Open Bug 301479 Opened 19 years ago Updated 2 years ago

can't tell when connect job is finished on windows

Categories

(NSPR :: NSPR, defect)

x86
Windows XP
defect

Tracking

(Not tracked)

People

(Reporter: kamil, Unassigned)

Details

User-Agent:       Mozilla/5.0 (Windows; U; Windows NT 5.1; en-US; rv:1.7.8) Gecko/20050511 Firefox/1.0.4
Build Identifier: Mozilla/5.0 (Windows; U; Windows NT 5.1; en-US; rv:1.7.8) Gecko/20050511 Firefox/1.0.4

This bug was produced on windows.  It has been some time since I excercised this
code.  So caveat, that I'm not sure if it is against 4.4.1 source.  But a brief
reading the 4.4.1 source indicates that it should still be a problem.

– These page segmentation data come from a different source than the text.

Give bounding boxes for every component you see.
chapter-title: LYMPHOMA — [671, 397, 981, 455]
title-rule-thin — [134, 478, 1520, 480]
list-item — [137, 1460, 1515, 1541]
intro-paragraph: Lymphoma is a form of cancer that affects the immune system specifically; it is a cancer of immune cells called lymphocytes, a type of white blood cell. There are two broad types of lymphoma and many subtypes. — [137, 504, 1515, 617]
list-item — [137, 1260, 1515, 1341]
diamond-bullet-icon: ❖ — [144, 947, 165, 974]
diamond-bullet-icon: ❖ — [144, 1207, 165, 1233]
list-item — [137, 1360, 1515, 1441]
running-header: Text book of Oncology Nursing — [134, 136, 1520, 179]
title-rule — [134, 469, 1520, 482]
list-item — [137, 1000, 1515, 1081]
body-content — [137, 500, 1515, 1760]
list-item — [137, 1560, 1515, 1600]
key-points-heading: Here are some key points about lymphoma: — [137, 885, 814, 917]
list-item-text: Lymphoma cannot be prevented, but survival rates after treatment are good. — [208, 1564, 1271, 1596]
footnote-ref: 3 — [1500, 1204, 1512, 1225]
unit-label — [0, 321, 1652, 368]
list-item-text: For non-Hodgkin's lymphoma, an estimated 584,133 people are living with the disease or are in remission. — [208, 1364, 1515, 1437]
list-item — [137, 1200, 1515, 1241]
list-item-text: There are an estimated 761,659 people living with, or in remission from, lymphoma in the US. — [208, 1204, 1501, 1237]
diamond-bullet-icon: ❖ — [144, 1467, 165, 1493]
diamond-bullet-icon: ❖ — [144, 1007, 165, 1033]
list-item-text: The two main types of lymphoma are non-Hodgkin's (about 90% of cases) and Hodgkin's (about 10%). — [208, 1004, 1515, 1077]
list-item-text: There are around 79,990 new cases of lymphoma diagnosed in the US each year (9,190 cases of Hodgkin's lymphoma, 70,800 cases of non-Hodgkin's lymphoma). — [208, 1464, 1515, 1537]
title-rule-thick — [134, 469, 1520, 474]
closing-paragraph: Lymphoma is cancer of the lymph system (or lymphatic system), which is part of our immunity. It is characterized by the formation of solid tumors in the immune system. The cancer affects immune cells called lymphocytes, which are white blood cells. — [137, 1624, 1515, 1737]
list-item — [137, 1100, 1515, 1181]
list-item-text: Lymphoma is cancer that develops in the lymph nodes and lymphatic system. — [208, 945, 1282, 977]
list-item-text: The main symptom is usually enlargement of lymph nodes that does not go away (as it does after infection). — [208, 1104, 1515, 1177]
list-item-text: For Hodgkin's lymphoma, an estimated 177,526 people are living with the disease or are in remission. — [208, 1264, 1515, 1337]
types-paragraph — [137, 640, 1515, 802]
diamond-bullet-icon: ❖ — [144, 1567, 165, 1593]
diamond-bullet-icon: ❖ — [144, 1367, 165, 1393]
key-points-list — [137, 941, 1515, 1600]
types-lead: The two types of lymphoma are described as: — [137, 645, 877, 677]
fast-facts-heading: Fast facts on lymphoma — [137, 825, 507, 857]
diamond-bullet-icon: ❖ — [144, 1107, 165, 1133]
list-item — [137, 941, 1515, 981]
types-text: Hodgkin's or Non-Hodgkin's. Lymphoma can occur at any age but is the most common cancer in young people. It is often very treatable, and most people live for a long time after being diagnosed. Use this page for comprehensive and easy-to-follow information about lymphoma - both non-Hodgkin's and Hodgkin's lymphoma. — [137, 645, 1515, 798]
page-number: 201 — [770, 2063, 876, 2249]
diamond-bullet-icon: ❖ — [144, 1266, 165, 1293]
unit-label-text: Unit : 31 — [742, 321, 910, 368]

PR_QueueJob_Connect does not return consistent error values, and its not clear
how to use it. Where it should return PR_IN_PROGRESS to the implementation
underneath  (see nsprpub/pr/src/misc/prtpool.c) it seems to always return
PR_IO_TIMEOUT_ERROR.  If you ignore that return code and call PR_Connect with a
NO_TIMEOUT interval, then, if the connection can be easily established (local)
you get back an IS_CONNECTED (already) error.  Otherwise (if your peer is not
listening for example) you get a IO_TIMEOUT,  if you tell it
INTERVAL_NO_TIMEOUT.  About the only way this seems to work is to tie up an
engine thread waiting for the connect to return once you are in the
handleConnectJob call.

Underneath, on NT/XP, PR_queueJob_Connect operates by doing a PR_Connect with a
timeout of NO_WAIT, and then posts completion on the job.  Now on windows,
PR_Connect is implemented by calling the WSA connect function.  But there is a
twist, the timeout is imlemented by putting the socket into non-blocking mode,
then doing a select for the timeout.  If the timeout is 0 (NO_WAIT), and the
connect hasn't finished yet, then select returns the number of fds changed (0)
and this results in nspr returning a PR_IO_TIMEOUT_ERROR. The socket is then
taken out of non-blocking mode, and the error is poped back to the thread pool.
 The queuejob function gets a timeout error and the job returns immediately. 

At this point the completion status of the connect is indeterminate.  You can
call PR_Connect at this point to try to find out, and now there is a race.  If
you call connect before you get the socket to actually connect you must handle
PR_IO_ALREADY_INITIATED, and if its connected then you get back 
PR_IS_CONNECTED_ERROR.  This is because (and I'm quoting from the visual c++ 6.0
help):

"Until the connection attempt completes on a nonblocking socket, all subsequent
calls to connect on the same socket will fail with the error code WSAEALREADY,
and WSAEISCONN when the connection completes successfully. Due to ambiguities in
version 1.1 of the Windows Sockets specification, error codes returned from
connect while a connection is already pending may vary among implementations. As
a result, it is not recommended that applications use multiple calls to connect
to detect connection completion. If they do, they must be prepared to handle
WSAEINVAL and WSAEWOULDBLOCK error values the same way that they handle
WSAEALREADY, to assure robust execution."

WSAEEINVAL maps to PR_IO_ALREADY_INITIATED.  So how do you figure out when your
PR_connect returned?  Or for that matter what the return code is?  What happens
if it failed and you miss the rc?

Reproducible: Always

Steps to Reproduce:
Create code that uses PR_QueueJob_Connect, try to use it with a varriety of
hosts that exist or don't.
Actual Results:  
sometimes the socket was connected, sometimes it was not.  Never can tell what
the resulting error was.

Expected Results:  
The connect job should return when a difinitive return status comes back from
connect.
QA Contact: wtchang → nspr
Status: UNCONFIRMED → ASSIGNED
Ever confirmed: true
Severity: normal → S3

The bug assignee is inactive on Bugzilla, so the assignee is being reset.